For some idiotic reason I paid close to $30 bucks for Criterion’s Bluray of The Blob (’58). It’s a decent low-budget monster flick, primitive and simple and appealing for that, but I felt seriously burned as I began watching it. The smooth saxophone riff during the opening credits is cool (written by Burt Bacharach and strongly reminiscent of Bill Justis‘s “Raunchy“, which was released a year before The Blob came out) but right away there’s trouble.
It’s not the action or the dialogue, but the hideous lighting on the actors’ faces in nocturnal close-ups and medium close-ups. The trouble isn’t the Bluray (typical Criterion work, smothered in grain…what else?) but the film itself. It’s the most ineptly lighted color motion picture I’ve ever seen in my life.
The Blob begins after dark in a woodsy area. No streetlamps, maybe a little moonlight. 27 year-old Steve McQueen (called “Steven” McQueen in the opening titles) is gently kissing his girlfriend, played by 24 year-old Aneta Cousault. They’re sitting in McQueen’s bright-blue convertible, and McQueen isn’t even trying for second base — his kiss is chaste and courtly, but she’s feeling betrayed and hurt and disappointed.
The look on Cousault’s face speaks volumes. It’s almost in the same realm as the look on Sen. Joseph McCarthy‘s face when he accused this or that lefty of Communist allegiances. You just want to get your hands inside my dress, Steve. I thought you cared for me. I thought you respected me. I thought you were nicer than that. But I’m not going to give you what you want, Steve. I’m not going to unzip your fly and bring you to ecstasy with the gentle caress of my fingers.
McQueen smiles and says he’s sorry, but in a way he’s lucky because one look at Cousalt tells you she’s never heard of any form of sexual activity other than the woman just lying there and waiting for the man to finish. Attempted teenaged intimacy used to be like this. So depressing. Thank God I grew up in one of the greatest nookie eras in world history, the Roman Empire included. But I’ve gotten off the subject.
The lighting in the opening scene and in every outdoor-nighttime scene in the entire film for that matter is terrible. The opening shot looks like McQueen and Cousault are sitting directly in front of 2000-lb. klieg light or a pair of truck headlights.

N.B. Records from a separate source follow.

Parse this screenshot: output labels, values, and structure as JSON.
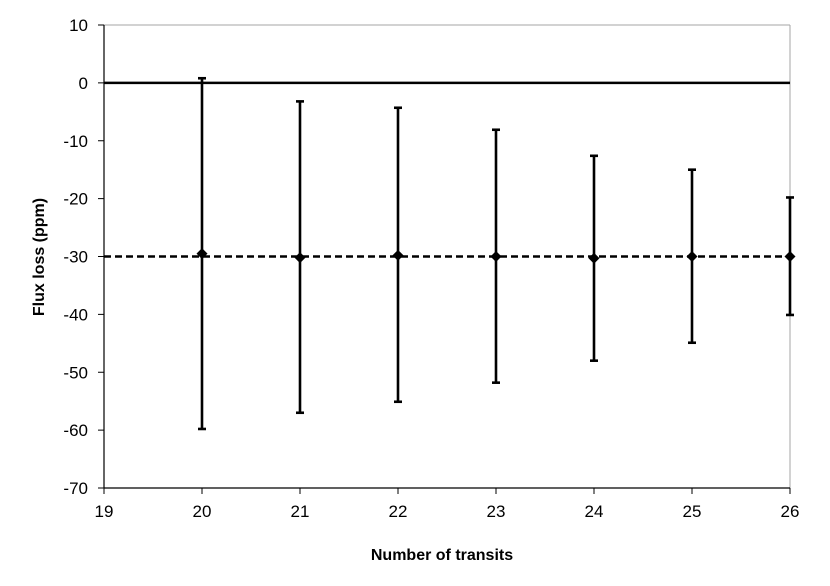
{
  "chart_data": {
    "type": "scatter",
    "title": "",
    "xlabel": "Number of transits",
    "ylabel": "Flux loss (ppm)",
    "xlim": [
      19,
      26
    ],
    "ylim": [
      -70,
      10
    ],
    "x_ticks": [
      19,
      20,
      21,
      22,
      23,
      24,
      25,
      26
    ],
    "y_ticks": [
      10,
      0,
      -10,
      -20,
      -30,
      -40,
      -50,
      -60,
      -70
    ],
    "grid": false,
    "legend": "none",
    "series": [
      {
        "x": [
          20,
          21,
          22,
          23,
          24,
          25,
          26
        ],
        "y": [
          -29.5,
          -30.2,
          -29.8,
          -30.0,
          -30.3,
          -30.0,
          -30.0
        ],
        "error_upper": [
          0.8,
          -3.2,
          -4.3,
          -8.1,
          -12.6,
          -15.0,
          -19.8
        ],
        "error_lower": [
          -59.8,
          -57.0,
          -55.1,
          -51.8,
          -48.0,
          -44.9,
          -40.1
        ]
      }
    ],
    "reference_lines": [
      {
        "y": 0,
        "style": "solid"
      },
      {
        "y": -30,
        "style": "dashed"
      }
    ],
    "colors": {
      "marker": "#000000",
      "axis": "#000000",
      "frame": "#a6a6a6"
    }
  }
}
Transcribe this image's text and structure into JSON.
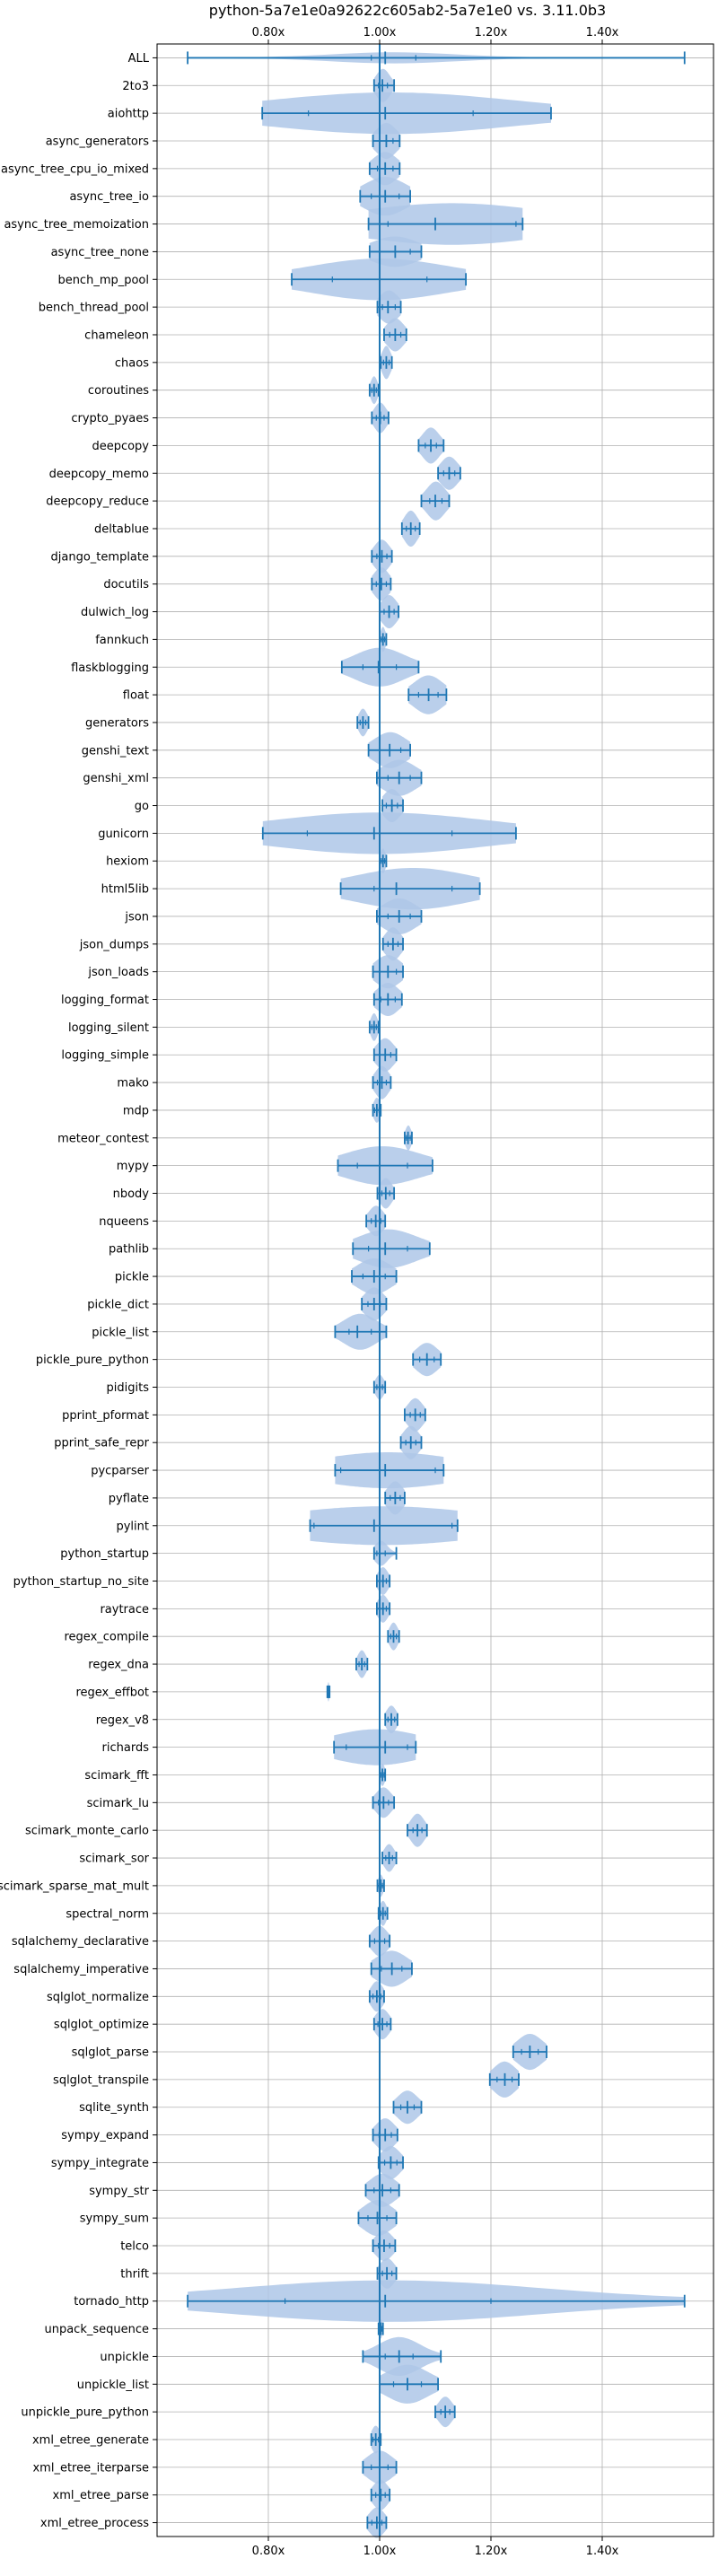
{
  "chart_data": {
    "type": "violin",
    "title": "python-5a7e1e0a92622c605ab2-5a7e1e0 vs. 3.11.0b3",
    "xlabel": "",
    "ylabel": "",
    "xlim": [
      0.6,
      1.6
    ],
    "xticks": [
      0.8,
      1.0,
      1.2,
      1.4
    ],
    "xtick_labels": [
      "0.80x",
      "1.00x",
      "1.20x",
      "1.40x"
    ],
    "reference_line": 1.0,
    "grid": true,
    "colors": {
      "line": "#1f77b4",
      "fill": "#aec7e8",
      "grid": "#b0b0b0"
    },
    "benchmarks": [
      {
        "name": "ALL",
        "min": 0.655,
        "max": 1.548,
        "median": 1.01,
        "q1": 0.985,
        "q3": 1.065,
        "w": 0.2
      },
      {
        "name": "2to3",
        "min": 0.99,
        "max": 1.026,
        "median": 1.005,
        "q1": 0.998,
        "q3": 1.014,
        "w": 0.6
      },
      {
        "name": "aiohttp",
        "min": 0.789,
        "max": 1.308,
        "median": 1.01,
        "q1": 0.872,
        "q3": 1.168,
        "w": 0.75
      },
      {
        "name": "async_generators",
        "min": 0.988,
        "max": 1.036,
        "median": 1.012,
        "q1": 1.0,
        "q3": 1.024,
        "w": 0.65
      },
      {
        "name": "async_tree_cpu_io_mixed",
        "min": 0.982,
        "max": 1.036,
        "median": 1.01,
        "q1": 0.996,
        "q3": 1.024,
        "w": 0.6
      },
      {
        "name": "async_tree_io",
        "min": 0.965,
        "max": 1.055,
        "median": 1.01,
        "q1": 0.985,
        "q3": 1.035,
        "w": 0.7
      },
      {
        "name": "async_tree_memoization",
        "min": 0.98,
        "max": 1.257,
        "median": 1.1,
        "q1": 1.015,
        "q3": 1.245,
        "w": 0.75
      },
      {
        "name": "async_tree_none",
        "min": 0.982,
        "max": 1.075,
        "median": 1.028,
        "q1": 1.0,
        "q3": 1.055,
        "w": 0.55
      },
      {
        "name": "bench_mp_pool",
        "min": 0.842,
        "max": 1.155,
        "median": 1.0,
        "q1": 0.915,
        "q3": 1.085,
        "w": 0.75
      },
      {
        "name": "bench_thread_pool",
        "min": 0.996,
        "max": 1.038,
        "median": 1.015,
        "q1": 1.005,
        "q3": 1.028,
        "w": 0.6
      },
      {
        "name": "chameleon",
        "min": 1.008,
        "max": 1.048,
        "median": 1.028,
        "q1": 1.018,
        "q3": 1.038,
        "w": 0.6
      },
      {
        "name": "chaos",
        "min": 1.002,
        "max": 1.022,
        "median": 1.012,
        "q1": 1.007,
        "q3": 1.017,
        "w": 0.6
      },
      {
        "name": "coroutines",
        "min": 0.982,
        "max": 0.998,
        "median": 0.99,
        "q1": 0.986,
        "q3": 0.994,
        "w": 0.5
      },
      {
        "name": "crypto_pyaes",
        "min": 0.986,
        "max": 1.016,
        "median": 1.001,
        "q1": 0.994,
        "q3": 1.008,
        "w": 0.55
      },
      {
        "name": "deepcopy",
        "min": 1.07,
        "max": 1.115,
        "median": 1.092,
        "q1": 1.082,
        "q3": 1.102,
        "w": 0.65
      },
      {
        "name": "deepcopy_memo",
        "min": 1.105,
        "max": 1.145,
        "median": 1.125,
        "q1": 1.115,
        "q3": 1.135,
        "w": 0.6
      },
      {
        "name": "deepcopy_reduce",
        "min": 1.075,
        "max": 1.125,
        "median": 1.1,
        "q1": 1.09,
        "q3": 1.112,
        "w": 0.7
      },
      {
        "name": "deltablue",
        "min": 1.04,
        "max": 1.072,
        "median": 1.056,
        "q1": 1.048,
        "q3": 1.064,
        "w": 0.65
      },
      {
        "name": "django_template",
        "min": 0.986,
        "max": 1.022,
        "median": 1.004,
        "q1": 0.995,
        "q3": 1.013,
        "w": 0.6
      },
      {
        "name": "docutils",
        "min": 0.986,
        "max": 1.02,
        "median": 1.003,
        "q1": 0.994,
        "q3": 1.012,
        "w": 0.6
      },
      {
        "name": "dulwich_log",
        "min": 1.0,
        "max": 1.034,
        "median": 1.017,
        "q1": 1.008,
        "q3": 1.026,
        "w": 0.6
      },
      {
        "name": "fannkuch",
        "min": 1.0,
        "max": 1.012,
        "median": 1.006,
        "q1": 1.003,
        "q3": 1.009,
        "w": 0.45
      },
      {
        "name": "flaskblogging",
        "min": 0.932,
        "max": 1.07,
        "median": 0.998,
        "q1": 0.97,
        "q3": 1.03,
        "w": 0.7
      },
      {
        "name": "float",
        "min": 1.052,
        "max": 1.12,
        "median": 1.088,
        "q1": 1.07,
        "q3": 1.105,
        "w": 0.7
      },
      {
        "name": "generators",
        "min": 0.96,
        "max": 0.98,
        "median": 0.97,
        "q1": 0.965,
        "q3": 0.975,
        "w": 0.5
      },
      {
        "name": "genshi_text",
        "min": 0.98,
        "max": 1.055,
        "median": 1.018,
        "q1": 1.0,
        "q3": 1.038,
        "w": 0.65
      },
      {
        "name": "genshi_xml",
        "min": 0.995,
        "max": 1.075,
        "median": 1.035,
        "q1": 1.015,
        "q3": 1.055,
        "w": 0.65
      },
      {
        "name": "go",
        "min": 1.005,
        "max": 1.042,
        "median": 1.022,
        "q1": 1.012,
        "q3": 1.032,
        "w": 0.6
      },
      {
        "name": "gunicorn",
        "min": 0.79,
        "max": 1.245,
        "median": 0.99,
        "q1": 0.87,
        "q3": 1.13,
        "w": 0.75
      },
      {
        "name": "hexiom",
        "min": 1.0,
        "max": 1.012,
        "median": 1.006,
        "q1": 1.003,
        "q3": 1.009,
        "w": 0.45
      },
      {
        "name": "html5lib",
        "min": 0.93,
        "max": 1.18,
        "median": 1.03,
        "q1": 0.99,
        "q3": 1.13,
        "w": 0.75
      },
      {
        "name": "json",
        "min": 0.995,
        "max": 1.075,
        "median": 1.035,
        "q1": 1.015,
        "q3": 1.055,
        "w": 0.65
      },
      {
        "name": "json_dumps",
        "min": 1.006,
        "max": 1.042,
        "median": 1.024,
        "q1": 1.015,
        "q3": 1.033,
        "w": 0.6
      },
      {
        "name": "json_loads",
        "min": 0.988,
        "max": 1.042,
        "median": 1.015,
        "q1": 1.0,
        "q3": 1.03,
        "w": 0.6
      },
      {
        "name": "logging_format",
        "min": 0.99,
        "max": 1.04,
        "median": 1.015,
        "q1": 1.002,
        "q3": 1.028,
        "w": 0.6
      },
      {
        "name": "logging_silent",
        "min": 0.982,
        "max": 0.998,
        "median": 0.99,
        "q1": 0.986,
        "q3": 0.994,
        "w": 0.5
      },
      {
        "name": "logging_simple",
        "min": 0.99,
        "max": 1.03,
        "median": 1.01,
        "q1": 1.0,
        "q3": 1.02,
        "w": 0.6
      },
      {
        "name": "mako",
        "min": 0.988,
        "max": 1.02,
        "median": 1.004,
        "q1": 0.996,
        "q3": 1.012,
        "w": 0.6
      },
      {
        "name": "mdp",
        "min": 0.988,
        "max": 1.002,
        "median": 0.995,
        "q1": 0.991,
        "q3": 0.999,
        "w": 0.45
      },
      {
        "name": "meteor_contest",
        "min": 1.045,
        "max": 1.058,
        "median": 1.051,
        "q1": 1.048,
        "q3": 1.055,
        "w": 0.45
      },
      {
        "name": "mypy",
        "min": 0.925,
        "max": 1.095,
        "median": 1.0,
        "q1": 0.96,
        "q3": 1.05,
        "w": 0.7
      },
      {
        "name": "nbody",
        "min": 0.996,
        "max": 1.026,
        "median": 1.011,
        "q1": 1.004,
        "q3": 1.018,
        "w": 0.55
      },
      {
        "name": "nqueens",
        "min": 0.976,
        "max": 1.01,
        "median": 0.993,
        "q1": 0.985,
        "q3": 1.002,
        "w": 0.55
      },
      {
        "name": "pathlib",
        "min": 0.952,
        "max": 1.09,
        "median": 1.01,
        "q1": 0.98,
        "q3": 1.05,
        "w": 0.7
      },
      {
        "name": "pickle",
        "min": 0.95,
        "max": 1.03,
        "median": 0.99,
        "q1": 0.97,
        "q3": 1.01,
        "w": 0.65
      },
      {
        "name": "pickle_dict",
        "min": 0.968,
        "max": 1.012,
        "median": 0.99,
        "q1": 0.979,
        "q3": 1.001,
        "w": 0.6
      },
      {
        "name": "pickle_list",
        "min": 0.92,
        "max": 1.012,
        "median": 0.96,
        "q1": 0.945,
        "q3": 0.985,
        "w": 0.65
      },
      {
        "name": "pickle_pure_python",
        "min": 1.06,
        "max": 1.11,
        "median": 1.085,
        "q1": 1.072,
        "q3": 1.098,
        "w": 0.6
      },
      {
        "name": "pidigits",
        "min": 0.99,
        "max": 1.01,
        "median": 1.0,
        "q1": 0.995,
        "q3": 1.005,
        "w": 0.45
      },
      {
        "name": "pprint_pformat",
        "min": 1.045,
        "max": 1.082,
        "median": 1.064,
        "q1": 1.055,
        "q3": 1.073,
        "w": 0.6
      },
      {
        "name": "pprint_safe_repr",
        "min": 1.038,
        "max": 1.075,
        "median": 1.056,
        "q1": 1.047,
        "q3": 1.065,
        "w": 0.6
      },
      {
        "name": "pycparser",
        "min": 0.92,
        "max": 1.115,
        "median": 1.01,
        "q1": 0.93,
        "q3": 1.1,
        "w": 0.65
      },
      {
        "name": "pyflate",
        "min": 1.01,
        "max": 1.045,
        "median": 1.028,
        "q1": 1.019,
        "q3": 1.037,
        "w": 0.6
      },
      {
        "name": "pylint",
        "min": 0.875,
        "max": 1.14,
        "median": 0.99,
        "q1": 0.882,
        "q3": 1.13,
        "w": 0.7
      },
      {
        "name": "python_startup",
        "min": 0.99,
        "max": 1.03,
        "median": 1.0,
        "q1": 0.995,
        "q3": 1.01,
        "w": 0.45
      },
      {
        "name": "python_startup_no_site",
        "min": 0.995,
        "max": 1.018,
        "median": 1.006,
        "q1": 1.0,
        "q3": 1.012,
        "w": 0.5
      },
      {
        "name": "raytrace",
        "min": 0.995,
        "max": 1.018,
        "median": 1.006,
        "q1": 1.0,
        "q3": 1.012,
        "w": 0.5
      },
      {
        "name": "regex_compile",
        "min": 1.015,
        "max": 1.035,
        "median": 1.025,
        "q1": 1.02,
        "q3": 1.03,
        "w": 0.5
      },
      {
        "name": "regex_dna",
        "min": 0.958,
        "max": 0.978,
        "median": 0.968,
        "q1": 0.963,
        "q3": 0.973,
        "w": 0.5
      },
      {
        "name": "regex_effbot",
        "min": 0.906,
        "max": 0.91,
        "median": 0.908,
        "q1": 0.907,
        "q3": 0.909,
        "w": 0.35
      },
      {
        "name": "regex_v8",
        "min": 1.01,
        "max": 1.032,
        "median": 1.021,
        "q1": 1.015,
        "q3": 1.027,
        "w": 0.5
      },
      {
        "name": "richards",
        "min": 0.918,
        "max": 1.065,
        "median": 1.01,
        "q1": 0.94,
        "q3": 1.05,
        "w": 0.65
      },
      {
        "name": "scimark_fft",
        "min": 1.0,
        "max": 1.01,
        "median": 1.005,
        "q1": 1.002,
        "q3": 1.008,
        "w": 0.4
      },
      {
        "name": "scimark_lu",
        "min": 0.988,
        "max": 1.026,
        "median": 1.007,
        "q1": 0.998,
        "q3": 1.016,
        "w": 0.55
      },
      {
        "name": "scimark_monte_carlo",
        "min": 1.05,
        "max": 1.085,
        "median": 1.068,
        "q1": 1.06,
        "q3": 1.076,
        "w": 0.6
      },
      {
        "name": "scimark_sor",
        "min": 1.005,
        "max": 1.03,
        "median": 1.017,
        "q1": 1.011,
        "q3": 1.023,
        "w": 0.5
      },
      {
        "name": "scimark_sparse_mat_mult",
        "min": 0.996,
        "max": 1.008,
        "median": 1.002,
        "q1": 0.999,
        "q3": 1.005,
        "w": 0.4
      },
      {
        "name": "spectral_norm",
        "min": 0.998,
        "max": 1.014,
        "median": 1.006,
        "q1": 1.002,
        "q3": 1.01,
        "w": 0.45
      },
      {
        "name": "sqlalchemy_declarative",
        "min": 0.982,
        "max": 1.018,
        "median": 1.0,
        "q1": 0.991,
        "q3": 1.009,
        "w": 0.55
      },
      {
        "name": "sqlalchemy_imperative",
        "min": 0.985,
        "max": 1.058,
        "median": 1.022,
        "q1": 1.003,
        "q3": 1.04,
        "w": 0.65
      },
      {
        "name": "sqlglot_normalize",
        "min": 0.982,
        "max": 1.008,
        "median": 0.995,
        "q1": 0.988,
        "q3": 1.002,
        "w": 0.55
      },
      {
        "name": "sqlglot_optimize",
        "min": 0.99,
        "max": 1.02,
        "median": 1.005,
        "q1": 0.997,
        "q3": 1.013,
        "w": 0.55
      },
      {
        "name": "sqlglot_parse",
        "min": 1.24,
        "max": 1.3,
        "median": 1.27,
        "q1": 1.255,
        "q3": 1.285,
        "w": 0.65
      },
      {
        "name": "sqlglot_transpile",
        "min": 1.198,
        "max": 1.25,
        "median": 1.225,
        "q1": 1.211,
        "q3": 1.238,
        "w": 0.65
      },
      {
        "name": "sqlite_synth",
        "min": 1.025,
        "max": 1.075,
        "median": 1.05,
        "q1": 1.038,
        "q3": 1.062,
        "w": 0.6
      },
      {
        "name": "sympy_expand",
        "min": 0.988,
        "max": 1.032,
        "median": 1.01,
        "q1": 0.999,
        "q3": 1.021,
        "w": 0.6
      },
      {
        "name": "sympy_integrate",
        "min": 0.998,
        "max": 1.042,
        "median": 1.02,
        "q1": 1.009,
        "q3": 1.031,
        "w": 0.6
      },
      {
        "name": "sympy_str",
        "min": 0.975,
        "max": 1.035,
        "median": 1.005,
        "q1": 0.99,
        "q3": 1.02,
        "w": 0.6
      },
      {
        "name": "sympy_sum",
        "min": 0.962,
        "max": 1.03,
        "median": 0.996,
        "q1": 0.979,
        "q3": 1.013,
        "w": 0.65
      },
      {
        "name": "telco",
        "min": 0.988,
        "max": 1.028,
        "median": 1.008,
        "q1": 0.998,
        "q3": 1.018,
        "w": 0.55
      },
      {
        "name": "thrift",
        "min": 0.996,
        "max": 1.03,
        "median": 1.013,
        "q1": 1.005,
        "q3": 1.022,
        "w": 0.55
      },
      {
        "name": "tornado_http",
        "min": 0.655,
        "max": 1.548,
        "median": 1.01,
        "q1": 0.83,
        "q3": 1.2,
        "w": 0.75
      },
      {
        "name": "unpack_sequence",
        "min": 0.998,
        "max": 1.006,
        "median": 1.002,
        "q1": 1.0,
        "q3": 1.004,
        "w": 0.35
      },
      {
        "name": "unpickle",
        "min": 0.97,
        "max": 1.11,
        "median": 1.035,
        "q1": 1.01,
        "q3": 1.06,
        "w": 0.7
      },
      {
        "name": "unpickle_list",
        "min": 1.0,
        "max": 1.105,
        "median": 1.05,
        "q1": 1.025,
        "q3": 1.075,
        "w": 0.7
      },
      {
        "name": "unpickle_pure_python",
        "min": 1.1,
        "max": 1.135,
        "median": 1.118,
        "q1": 1.11,
        "q3": 1.126,
        "w": 0.55
      },
      {
        "name": "xml_etree_generate",
        "min": 0.985,
        "max": 1.002,
        "median": 0.993,
        "q1": 0.988,
        "q3": 0.998,
        "w": 0.5
      },
      {
        "name": "xml_etree_iterparse",
        "min": 0.97,
        "max": 1.03,
        "median": 1.0,
        "q1": 0.985,
        "q3": 1.015,
        "w": 0.6
      },
      {
        "name": "xml_etree_parse",
        "min": 0.985,
        "max": 1.018,
        "median": 1.002,
        "q1": 0.993,
        "q3": 1.01,
        "w": 0.55
      },
      {
        "name": "xml_etree_process",
        "min": 0.978,
        "max": 1.012,
        "median": 0.995,
        "q1": 0.986,
        "q3": 1.004,
        "w": 0.55
      }
    ]
  }
}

Director Irvin S. Yeaworth Jr. and his dp, Thomas E. Spaulding, had surely heard of “day for night” but for whatever reason they just turned the lights on. Every night scene has been flood-lighted to death. When The Blob’s first victim, an old hermit (Olin Howland), steps out of his home at night he’s all lit up like New Year’s Eve. It’s all Howland can do to not squint from the glare.
And yet Yeaworth’s film is more watchable than Larry Hagman‘s Beware! The Blob (’72), which I saw and could barely stand when I watched it on YouTube the other day. And don’t even talk about the 1988 version — garbage.